"Kontrak terakhir yang berhasil dicapai perusahaan untuk pengangkutan batu bara dan multi kargo senilai USD30,2 juta," kata Presiden Direktur Pelita Samudera Shipping Alex Iriawan Ibarat dalam keterangan tertulis yang diterima Medcom.id, Selasa, 13 Oktober 2020.
Perusahaan juga melakukan penandatanganan kontrak jangka panjang dengan penambang batu bara Toba Bara Group untuk segmen kapal tunda dan tongkang (tug dan barge) dan floating loading facility senilai USD29,6 juta untuk pengangkutan batu bara di area Pendingin, Samarinda ke Muara Berau, Kalimantan Timur.
"Pencapaian kontrak eksklusif untuk tiga tahun dengan tiga perusahaan di bawah Toba Bara Group, yakni PT Adimitra Baratama Nusantara, PT Trisensa Mineral Utama, dan PT Indomining menunjukkan kepercayaan yang tinggi dari pelaku usaha batu bara terhadap kompetensi perseroan di industri logistik," ucapnya.
Alex melanjutkan dengan strategi perusahaan di pengangkutan multi kargo, Pelita Samudera Shipping juga mendapatkan kontrak baru dari PT Indonesia Asahan Aluminium (Persero). Setelah itu, perseroan mengantongi pekerjaan dari PT Amman Mineral Nusa Tenggara.
"Pengangkutan tembaga konsentrat dilakukan dari Benete, Nusa Tenggara Timur ke Gresik, Jawa Timur dengan menggunakan bulk carrier (motor vessel) kelas handysize," terang dia.

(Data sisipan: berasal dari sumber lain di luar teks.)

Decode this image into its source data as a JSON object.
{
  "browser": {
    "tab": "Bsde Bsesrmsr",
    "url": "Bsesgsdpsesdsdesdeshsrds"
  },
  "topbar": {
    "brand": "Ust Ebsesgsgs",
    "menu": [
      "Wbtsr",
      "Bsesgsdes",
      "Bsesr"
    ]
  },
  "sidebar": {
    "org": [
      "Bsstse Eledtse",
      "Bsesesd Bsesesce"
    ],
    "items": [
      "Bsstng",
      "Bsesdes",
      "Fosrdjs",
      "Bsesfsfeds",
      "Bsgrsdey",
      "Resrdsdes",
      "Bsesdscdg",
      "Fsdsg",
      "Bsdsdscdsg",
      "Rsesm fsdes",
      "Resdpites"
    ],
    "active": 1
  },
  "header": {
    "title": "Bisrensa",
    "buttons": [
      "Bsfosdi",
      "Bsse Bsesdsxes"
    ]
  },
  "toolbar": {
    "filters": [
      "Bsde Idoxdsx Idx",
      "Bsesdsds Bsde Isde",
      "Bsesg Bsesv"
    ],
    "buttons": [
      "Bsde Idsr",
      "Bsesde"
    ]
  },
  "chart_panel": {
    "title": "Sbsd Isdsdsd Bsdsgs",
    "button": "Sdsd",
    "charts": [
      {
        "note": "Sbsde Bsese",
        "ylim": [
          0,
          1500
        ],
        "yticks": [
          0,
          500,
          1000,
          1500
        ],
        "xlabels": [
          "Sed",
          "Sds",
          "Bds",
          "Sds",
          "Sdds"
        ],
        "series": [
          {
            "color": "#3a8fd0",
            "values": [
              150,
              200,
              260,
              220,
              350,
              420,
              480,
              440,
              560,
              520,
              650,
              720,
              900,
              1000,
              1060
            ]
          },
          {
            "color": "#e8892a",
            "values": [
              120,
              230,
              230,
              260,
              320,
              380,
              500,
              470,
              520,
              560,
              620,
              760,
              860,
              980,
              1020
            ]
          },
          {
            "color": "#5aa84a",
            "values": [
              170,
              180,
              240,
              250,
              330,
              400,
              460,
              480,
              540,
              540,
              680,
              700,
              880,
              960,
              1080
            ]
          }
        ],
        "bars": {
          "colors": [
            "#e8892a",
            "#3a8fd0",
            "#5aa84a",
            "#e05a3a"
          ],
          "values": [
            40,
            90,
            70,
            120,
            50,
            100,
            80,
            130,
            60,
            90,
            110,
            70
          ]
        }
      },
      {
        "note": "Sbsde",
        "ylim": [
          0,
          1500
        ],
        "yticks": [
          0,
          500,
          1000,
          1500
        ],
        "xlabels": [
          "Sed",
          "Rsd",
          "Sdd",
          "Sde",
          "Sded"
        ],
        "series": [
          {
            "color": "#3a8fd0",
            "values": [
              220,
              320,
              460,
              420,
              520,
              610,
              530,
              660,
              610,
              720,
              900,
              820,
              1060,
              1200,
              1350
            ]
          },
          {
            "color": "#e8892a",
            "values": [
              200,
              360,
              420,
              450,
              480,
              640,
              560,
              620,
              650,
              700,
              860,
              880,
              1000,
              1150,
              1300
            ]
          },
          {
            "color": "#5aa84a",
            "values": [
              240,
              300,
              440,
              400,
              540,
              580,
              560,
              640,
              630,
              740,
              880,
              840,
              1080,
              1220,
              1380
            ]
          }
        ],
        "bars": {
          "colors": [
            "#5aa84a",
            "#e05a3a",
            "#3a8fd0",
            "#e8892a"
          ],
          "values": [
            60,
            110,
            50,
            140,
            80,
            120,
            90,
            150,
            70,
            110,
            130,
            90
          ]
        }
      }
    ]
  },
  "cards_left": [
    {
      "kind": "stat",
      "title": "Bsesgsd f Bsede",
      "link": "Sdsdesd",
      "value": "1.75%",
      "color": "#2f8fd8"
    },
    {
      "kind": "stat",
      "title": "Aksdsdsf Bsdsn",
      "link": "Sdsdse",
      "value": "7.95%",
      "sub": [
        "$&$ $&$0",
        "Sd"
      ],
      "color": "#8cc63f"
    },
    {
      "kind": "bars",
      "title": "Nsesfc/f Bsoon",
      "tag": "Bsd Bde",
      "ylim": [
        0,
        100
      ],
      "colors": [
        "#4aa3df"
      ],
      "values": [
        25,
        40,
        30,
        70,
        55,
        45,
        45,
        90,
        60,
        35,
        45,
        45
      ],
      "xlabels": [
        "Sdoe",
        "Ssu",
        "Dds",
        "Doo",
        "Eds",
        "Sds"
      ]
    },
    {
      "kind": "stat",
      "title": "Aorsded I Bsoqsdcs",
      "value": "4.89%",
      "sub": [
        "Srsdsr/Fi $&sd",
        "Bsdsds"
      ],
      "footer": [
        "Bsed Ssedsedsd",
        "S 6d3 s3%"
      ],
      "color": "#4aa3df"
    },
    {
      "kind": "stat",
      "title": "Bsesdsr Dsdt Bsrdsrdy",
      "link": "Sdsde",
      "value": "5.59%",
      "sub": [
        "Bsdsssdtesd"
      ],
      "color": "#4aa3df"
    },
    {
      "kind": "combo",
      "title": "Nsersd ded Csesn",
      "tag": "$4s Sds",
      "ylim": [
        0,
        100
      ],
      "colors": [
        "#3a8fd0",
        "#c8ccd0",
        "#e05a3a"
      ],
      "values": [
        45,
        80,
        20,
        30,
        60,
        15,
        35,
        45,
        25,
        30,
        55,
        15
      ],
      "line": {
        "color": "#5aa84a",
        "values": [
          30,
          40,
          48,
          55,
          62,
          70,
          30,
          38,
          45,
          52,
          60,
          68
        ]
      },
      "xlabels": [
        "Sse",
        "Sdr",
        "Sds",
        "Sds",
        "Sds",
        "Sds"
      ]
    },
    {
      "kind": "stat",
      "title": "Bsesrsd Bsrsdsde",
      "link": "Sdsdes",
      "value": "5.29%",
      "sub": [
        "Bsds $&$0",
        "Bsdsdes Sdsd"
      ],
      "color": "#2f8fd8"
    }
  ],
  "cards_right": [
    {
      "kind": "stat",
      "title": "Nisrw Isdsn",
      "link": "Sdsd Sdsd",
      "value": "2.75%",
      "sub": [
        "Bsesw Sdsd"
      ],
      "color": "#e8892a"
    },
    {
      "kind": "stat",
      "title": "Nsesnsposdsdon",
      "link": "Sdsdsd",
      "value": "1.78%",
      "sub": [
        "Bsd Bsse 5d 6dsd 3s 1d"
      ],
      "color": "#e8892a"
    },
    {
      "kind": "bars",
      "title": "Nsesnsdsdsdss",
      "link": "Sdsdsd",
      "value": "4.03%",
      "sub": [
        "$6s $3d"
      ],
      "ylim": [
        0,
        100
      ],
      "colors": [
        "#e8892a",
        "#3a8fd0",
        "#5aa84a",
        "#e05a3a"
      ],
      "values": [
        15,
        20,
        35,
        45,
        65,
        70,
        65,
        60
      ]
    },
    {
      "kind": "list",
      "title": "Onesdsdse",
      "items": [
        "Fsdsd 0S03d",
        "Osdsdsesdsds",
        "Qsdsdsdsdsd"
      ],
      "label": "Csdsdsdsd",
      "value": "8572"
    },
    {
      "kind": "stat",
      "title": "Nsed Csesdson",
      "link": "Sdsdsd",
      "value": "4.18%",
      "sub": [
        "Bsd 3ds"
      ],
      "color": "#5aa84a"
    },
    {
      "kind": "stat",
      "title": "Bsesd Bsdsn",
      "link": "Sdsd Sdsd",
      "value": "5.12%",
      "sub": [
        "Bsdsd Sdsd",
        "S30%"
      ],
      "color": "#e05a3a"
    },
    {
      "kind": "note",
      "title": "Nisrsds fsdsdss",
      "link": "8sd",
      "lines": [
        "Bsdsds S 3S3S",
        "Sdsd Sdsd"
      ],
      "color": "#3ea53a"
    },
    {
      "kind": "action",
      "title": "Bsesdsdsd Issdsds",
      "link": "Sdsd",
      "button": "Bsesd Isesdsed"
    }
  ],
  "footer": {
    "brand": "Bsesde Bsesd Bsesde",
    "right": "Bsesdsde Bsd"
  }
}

Menurutnya, ekspansi armada motor vessel yang dimulai sejak 2018 terbukti sebagai langkah strategis untuk memperluas pangsa pasar. Selain di pengangkutan batu bara dan multi kargo, perseroan telah merambah pasar internasional dengan memulai pengangkutan batu bara ke negara-negara Asia Tenggara seperti Vietnam dan Filipina di pertengahan 2020.
"Fokus perseroan juga memberikan maksimum profitabilitas dari USD101 juta kontrak yang telah diamankan," tutup Alex.